Stereolithography (or SLA) was developed in the 1970s and patented in the 1980s. To create 3-dimensional parts, SLA uses a laser to selectively cure liquid plastic resin layer-by-layer. The laser system traces the outline of each layer of the part to cure the material, and then the build tray is lowered to add a layer of liquid resin for the next slice. When the part is completed, the tray is raised from the resin, excess material is washed away, and the part is cured in a UV oven to achieve full strength.

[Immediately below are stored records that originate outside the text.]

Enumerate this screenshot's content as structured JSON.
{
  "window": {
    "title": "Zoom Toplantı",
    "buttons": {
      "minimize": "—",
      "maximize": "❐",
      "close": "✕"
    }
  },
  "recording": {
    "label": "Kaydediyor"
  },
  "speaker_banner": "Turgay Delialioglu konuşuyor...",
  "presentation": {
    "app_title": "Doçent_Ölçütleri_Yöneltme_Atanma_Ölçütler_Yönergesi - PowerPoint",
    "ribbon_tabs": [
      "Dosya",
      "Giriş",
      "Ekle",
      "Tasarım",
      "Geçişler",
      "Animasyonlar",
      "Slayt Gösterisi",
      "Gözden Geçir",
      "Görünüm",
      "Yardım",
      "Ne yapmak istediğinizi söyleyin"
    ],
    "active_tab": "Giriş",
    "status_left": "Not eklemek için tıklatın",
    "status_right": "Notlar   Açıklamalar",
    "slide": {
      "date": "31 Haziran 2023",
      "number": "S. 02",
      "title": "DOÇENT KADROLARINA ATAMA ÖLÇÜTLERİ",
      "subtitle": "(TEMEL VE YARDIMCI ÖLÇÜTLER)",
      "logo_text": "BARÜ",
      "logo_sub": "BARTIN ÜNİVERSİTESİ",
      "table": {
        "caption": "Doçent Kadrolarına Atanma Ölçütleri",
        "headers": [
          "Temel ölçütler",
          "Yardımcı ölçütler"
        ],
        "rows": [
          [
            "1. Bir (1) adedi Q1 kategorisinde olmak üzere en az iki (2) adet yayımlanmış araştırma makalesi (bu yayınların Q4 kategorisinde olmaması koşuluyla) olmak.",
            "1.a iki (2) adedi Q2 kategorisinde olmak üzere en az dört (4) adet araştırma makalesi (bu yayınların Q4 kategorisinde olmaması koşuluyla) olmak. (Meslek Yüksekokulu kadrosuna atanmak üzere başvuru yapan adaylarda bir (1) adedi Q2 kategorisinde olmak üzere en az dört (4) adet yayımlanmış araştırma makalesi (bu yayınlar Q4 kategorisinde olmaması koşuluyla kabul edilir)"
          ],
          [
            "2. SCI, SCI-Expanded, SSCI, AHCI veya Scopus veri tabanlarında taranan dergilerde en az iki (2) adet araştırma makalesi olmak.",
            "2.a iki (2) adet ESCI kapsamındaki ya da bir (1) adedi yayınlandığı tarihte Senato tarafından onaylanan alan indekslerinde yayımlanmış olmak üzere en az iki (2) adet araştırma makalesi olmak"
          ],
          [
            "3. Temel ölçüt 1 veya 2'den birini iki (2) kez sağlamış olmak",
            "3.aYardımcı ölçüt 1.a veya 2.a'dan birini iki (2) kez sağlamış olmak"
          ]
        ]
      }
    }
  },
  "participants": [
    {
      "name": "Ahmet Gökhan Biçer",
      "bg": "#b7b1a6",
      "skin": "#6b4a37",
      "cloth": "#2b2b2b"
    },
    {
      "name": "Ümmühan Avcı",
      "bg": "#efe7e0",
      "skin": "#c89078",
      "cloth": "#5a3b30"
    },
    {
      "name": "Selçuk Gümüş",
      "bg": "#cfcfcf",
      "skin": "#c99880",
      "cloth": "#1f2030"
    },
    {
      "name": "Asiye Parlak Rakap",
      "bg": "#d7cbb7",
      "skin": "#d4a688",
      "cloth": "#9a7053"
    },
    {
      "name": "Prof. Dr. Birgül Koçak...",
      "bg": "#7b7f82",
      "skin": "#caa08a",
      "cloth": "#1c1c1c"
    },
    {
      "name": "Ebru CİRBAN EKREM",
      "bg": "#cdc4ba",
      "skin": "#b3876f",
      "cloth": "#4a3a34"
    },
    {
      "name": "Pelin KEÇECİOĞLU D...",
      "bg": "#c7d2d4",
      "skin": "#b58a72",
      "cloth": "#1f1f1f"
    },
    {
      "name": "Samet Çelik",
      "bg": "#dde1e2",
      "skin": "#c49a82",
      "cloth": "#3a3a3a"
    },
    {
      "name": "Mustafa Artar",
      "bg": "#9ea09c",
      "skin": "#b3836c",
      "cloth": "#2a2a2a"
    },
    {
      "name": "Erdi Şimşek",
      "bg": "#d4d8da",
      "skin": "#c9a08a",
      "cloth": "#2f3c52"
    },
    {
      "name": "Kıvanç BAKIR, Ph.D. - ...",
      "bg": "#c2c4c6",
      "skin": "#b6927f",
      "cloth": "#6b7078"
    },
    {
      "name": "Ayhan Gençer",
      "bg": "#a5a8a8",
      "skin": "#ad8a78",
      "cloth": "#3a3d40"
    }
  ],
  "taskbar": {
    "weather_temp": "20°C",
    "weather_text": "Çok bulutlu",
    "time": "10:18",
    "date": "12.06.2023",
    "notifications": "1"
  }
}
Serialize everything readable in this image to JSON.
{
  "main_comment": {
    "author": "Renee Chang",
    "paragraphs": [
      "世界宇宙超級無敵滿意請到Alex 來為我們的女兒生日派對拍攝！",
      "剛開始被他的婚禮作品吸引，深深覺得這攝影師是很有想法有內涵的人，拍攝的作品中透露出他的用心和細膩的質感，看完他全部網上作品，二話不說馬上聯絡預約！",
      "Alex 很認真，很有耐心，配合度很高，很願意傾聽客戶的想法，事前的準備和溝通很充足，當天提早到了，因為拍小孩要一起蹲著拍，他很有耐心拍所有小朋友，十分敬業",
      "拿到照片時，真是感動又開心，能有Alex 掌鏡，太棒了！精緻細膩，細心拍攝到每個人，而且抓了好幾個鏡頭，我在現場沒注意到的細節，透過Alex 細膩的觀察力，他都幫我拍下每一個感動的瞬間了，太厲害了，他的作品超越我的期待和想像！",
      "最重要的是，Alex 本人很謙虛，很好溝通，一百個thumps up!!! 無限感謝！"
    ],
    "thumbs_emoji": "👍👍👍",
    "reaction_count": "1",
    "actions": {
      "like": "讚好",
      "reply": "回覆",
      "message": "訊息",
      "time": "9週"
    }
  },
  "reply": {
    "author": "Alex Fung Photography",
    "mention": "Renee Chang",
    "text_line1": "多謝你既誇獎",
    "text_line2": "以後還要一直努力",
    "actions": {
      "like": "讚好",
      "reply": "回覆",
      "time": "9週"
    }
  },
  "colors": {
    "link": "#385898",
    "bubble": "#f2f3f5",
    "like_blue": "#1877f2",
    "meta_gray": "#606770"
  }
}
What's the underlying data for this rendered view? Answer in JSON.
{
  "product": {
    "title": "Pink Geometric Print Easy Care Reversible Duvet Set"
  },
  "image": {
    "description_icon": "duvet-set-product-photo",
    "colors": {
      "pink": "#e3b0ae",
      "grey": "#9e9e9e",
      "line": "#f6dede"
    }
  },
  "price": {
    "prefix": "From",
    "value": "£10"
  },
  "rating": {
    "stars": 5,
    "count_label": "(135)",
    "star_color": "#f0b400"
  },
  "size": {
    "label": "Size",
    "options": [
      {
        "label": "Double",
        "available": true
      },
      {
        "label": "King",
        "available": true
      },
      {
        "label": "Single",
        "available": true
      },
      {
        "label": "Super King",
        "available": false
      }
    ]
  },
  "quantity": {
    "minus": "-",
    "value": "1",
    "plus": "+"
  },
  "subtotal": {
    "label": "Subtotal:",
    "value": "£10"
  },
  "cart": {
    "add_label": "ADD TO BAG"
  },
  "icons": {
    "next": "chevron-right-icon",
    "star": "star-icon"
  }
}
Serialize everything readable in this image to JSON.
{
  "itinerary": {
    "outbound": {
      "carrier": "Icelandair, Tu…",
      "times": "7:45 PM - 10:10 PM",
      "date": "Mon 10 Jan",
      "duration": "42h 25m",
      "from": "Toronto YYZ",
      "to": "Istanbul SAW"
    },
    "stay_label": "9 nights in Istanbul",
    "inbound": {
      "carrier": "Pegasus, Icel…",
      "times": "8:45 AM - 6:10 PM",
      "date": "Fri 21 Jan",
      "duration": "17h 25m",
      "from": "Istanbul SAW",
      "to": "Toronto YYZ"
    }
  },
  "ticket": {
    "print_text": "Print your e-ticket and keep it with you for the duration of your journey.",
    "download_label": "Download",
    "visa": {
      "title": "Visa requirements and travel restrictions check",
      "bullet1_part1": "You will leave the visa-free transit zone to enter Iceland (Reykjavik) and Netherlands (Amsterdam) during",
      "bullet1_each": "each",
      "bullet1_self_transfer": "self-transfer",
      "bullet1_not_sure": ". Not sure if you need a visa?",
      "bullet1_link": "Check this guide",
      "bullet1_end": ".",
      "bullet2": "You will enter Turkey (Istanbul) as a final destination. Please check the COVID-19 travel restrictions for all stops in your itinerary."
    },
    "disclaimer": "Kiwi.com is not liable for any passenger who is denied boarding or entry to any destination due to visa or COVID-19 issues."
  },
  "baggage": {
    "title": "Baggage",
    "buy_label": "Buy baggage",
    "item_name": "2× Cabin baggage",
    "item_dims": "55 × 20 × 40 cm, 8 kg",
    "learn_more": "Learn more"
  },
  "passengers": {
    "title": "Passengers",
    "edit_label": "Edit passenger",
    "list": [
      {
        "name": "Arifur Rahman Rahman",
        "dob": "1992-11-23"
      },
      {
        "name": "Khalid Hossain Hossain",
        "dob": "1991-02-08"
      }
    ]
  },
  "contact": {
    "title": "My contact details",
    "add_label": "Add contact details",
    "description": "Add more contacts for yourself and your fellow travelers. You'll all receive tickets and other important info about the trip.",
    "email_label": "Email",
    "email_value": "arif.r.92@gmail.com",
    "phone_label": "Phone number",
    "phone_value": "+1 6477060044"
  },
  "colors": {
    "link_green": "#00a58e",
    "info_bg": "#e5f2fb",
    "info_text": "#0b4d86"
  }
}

At 3D Print Texas, we use a transparent material known as Accura ClearVue, which is a polycarbonate-like material that has great optical transparency. It is also resistant to moisture and humidity, which is very valuable in Houston! Parts printed in ClearVue are admired for their surface finish and the ease with which paint and clear coat may be applied.
SLA has several build modes available for different printing requirements. For general prototyping, the Ultra High Definition mode is a quick, economical option that prints each layer at 0.004". Parts requiring higher detail can be built in Xtreme High Definition mode, bringing the layer height down to 0.002". Both of these methods produce transparent parts which are commonly used as clear housings, fluid flow models, and lenses.
We are also able to print in QuickCast mode, which produces hollow parts for investment casting applications. These hollow parts save time and money when producing a mold, and the material is easy to burn out reducing imperfections in the final metal part.